Les locaux désaffectés de la SNCF proposés comme scènes pour la culture.

Les locaux désaffectés de la SNCF proposés comme scènes pour la culture.
Le patrimoine immobilier de la SNCF est pour le moins impressionnant : 29 000 bâtiments. Elle a décidé d’en faire profiter le monde de la culture en lançant un appel à projets destinés à investir temporairement quelques lieux. Mais ce projet n'emballe finalement pas tellement le monde artistique.


En effet, la SNCF a porté son choix sur 16 bâtiments non occupés et dont la réhabilitation pourrait prendre jusqu’à 10 ans pour certains, elle mettra donc ces bâtiments à la disposition pour la réalisation de projets culturels qu’un comité qualifié jugera de qualité. C’est donc une quinzaine de lieux tels que des bagageries, un château d’eau ou encore les « Cathédrales du rail » de Saint-Denis qui pourront abriter expositions, concerts, lieux de vie ou espaces de jeu éphémères, représentation théâtrale. Le projet ne doit pas excéder une durée de 6 mois pour permettre un roulement dans les activités et les propositions.

La SNCF développe de plus en plus de liens avec le monde de la culture. Déjà certaines gares de la banlieue parisienne ont été réhabilitées et sont désormais de véritables centres culturels, le Ground Control, bar éphémère, est accueilli dans des anciens ateliers de maintenance du 18è arrondissement de Paris, le Train de l’Impressionnisme circule depuis le 27 Avril et offre une découverte des lieux berceaux de ce courant artistique. Autant d’élément divers qui montre la volonté de la SNCF de mettre son réseau et ses possessions au service de la découverte et de l’enrichissement culturel.  

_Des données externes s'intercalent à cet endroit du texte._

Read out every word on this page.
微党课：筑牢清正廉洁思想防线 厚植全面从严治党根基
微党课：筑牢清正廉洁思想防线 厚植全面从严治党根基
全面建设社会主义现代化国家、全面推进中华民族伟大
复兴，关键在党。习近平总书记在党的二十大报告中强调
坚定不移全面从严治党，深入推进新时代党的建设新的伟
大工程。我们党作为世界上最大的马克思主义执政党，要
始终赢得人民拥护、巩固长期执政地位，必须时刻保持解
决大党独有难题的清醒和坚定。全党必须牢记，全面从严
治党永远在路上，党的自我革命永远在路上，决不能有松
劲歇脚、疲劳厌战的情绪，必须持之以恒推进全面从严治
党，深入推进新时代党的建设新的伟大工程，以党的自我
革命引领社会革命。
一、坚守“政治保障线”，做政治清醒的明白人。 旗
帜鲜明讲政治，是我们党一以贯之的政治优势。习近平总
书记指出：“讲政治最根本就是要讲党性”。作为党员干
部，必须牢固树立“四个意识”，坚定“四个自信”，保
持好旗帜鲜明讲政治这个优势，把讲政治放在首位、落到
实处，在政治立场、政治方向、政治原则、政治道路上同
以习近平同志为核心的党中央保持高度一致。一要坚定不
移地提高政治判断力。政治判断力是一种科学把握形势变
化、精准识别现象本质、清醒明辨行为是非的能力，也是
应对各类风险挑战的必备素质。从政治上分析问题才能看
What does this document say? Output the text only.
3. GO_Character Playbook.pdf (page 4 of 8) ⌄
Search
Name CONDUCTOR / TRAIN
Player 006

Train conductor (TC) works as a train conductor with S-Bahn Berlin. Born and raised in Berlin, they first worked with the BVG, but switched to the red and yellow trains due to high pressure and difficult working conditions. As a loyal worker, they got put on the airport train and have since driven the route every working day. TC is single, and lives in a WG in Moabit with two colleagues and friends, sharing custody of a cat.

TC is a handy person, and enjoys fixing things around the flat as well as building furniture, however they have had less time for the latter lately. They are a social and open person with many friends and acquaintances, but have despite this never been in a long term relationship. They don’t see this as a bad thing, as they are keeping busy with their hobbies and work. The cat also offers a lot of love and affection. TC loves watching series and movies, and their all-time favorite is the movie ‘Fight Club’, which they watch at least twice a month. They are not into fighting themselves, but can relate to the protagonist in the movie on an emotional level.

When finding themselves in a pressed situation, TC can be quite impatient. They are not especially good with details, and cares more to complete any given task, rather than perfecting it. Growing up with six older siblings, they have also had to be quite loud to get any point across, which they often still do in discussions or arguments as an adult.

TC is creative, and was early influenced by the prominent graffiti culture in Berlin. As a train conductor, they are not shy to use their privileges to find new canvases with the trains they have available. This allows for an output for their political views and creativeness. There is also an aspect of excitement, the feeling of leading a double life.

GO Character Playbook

C’est donc le 5 Mai que Sophie Boissard a lancé l’appel à projets qui sera clos le 27 Septembre. Le jury, composé de personnalités du monde de la culture, présentera les projets sélectionnés début décembre. Au sein de ce jury on retrouve Dominique Alba, directrice générale de l’Atelier parisien d’urbanisme (APUR), Didier Deschamps, directeur du Théâtre national de Chaillot, Henri Jobbé-Duval, commissaire général de Révélations (salon des métiers de l’art et de la création), Olivier Poivre d’Arvor, directeur de France Culture, et Hortense Archambault, directrice de la maison de la culture de Seine-Saint-Denis.

Ce jury professionnel devra prendre en compte différents critères pour sa sélection: le projet doit être de qualité, il doit permettre de toucher un large public et doit évidemment être réalisable au point de vue technique. 

Point très important, le projet présenté doit déjà avoir un financement pour être retenu. C’est sur ce dernier point que des artistes réagissent fortement. Pour eux, la SNCF cherche en fait à donner une nouvelle jeunesse à ses bâtiments en friches aux frais des artistes.  En se réservant le droit de regard sur les oeuvres produites dans le cadre du projet retenu et en mettant en un point d’honneur à ce que que les projets proposés soient financés, la SNCF s’attire les foudres d’un nombre important d’artistes qui signent la pétition lancée visant à dénoncer le concours.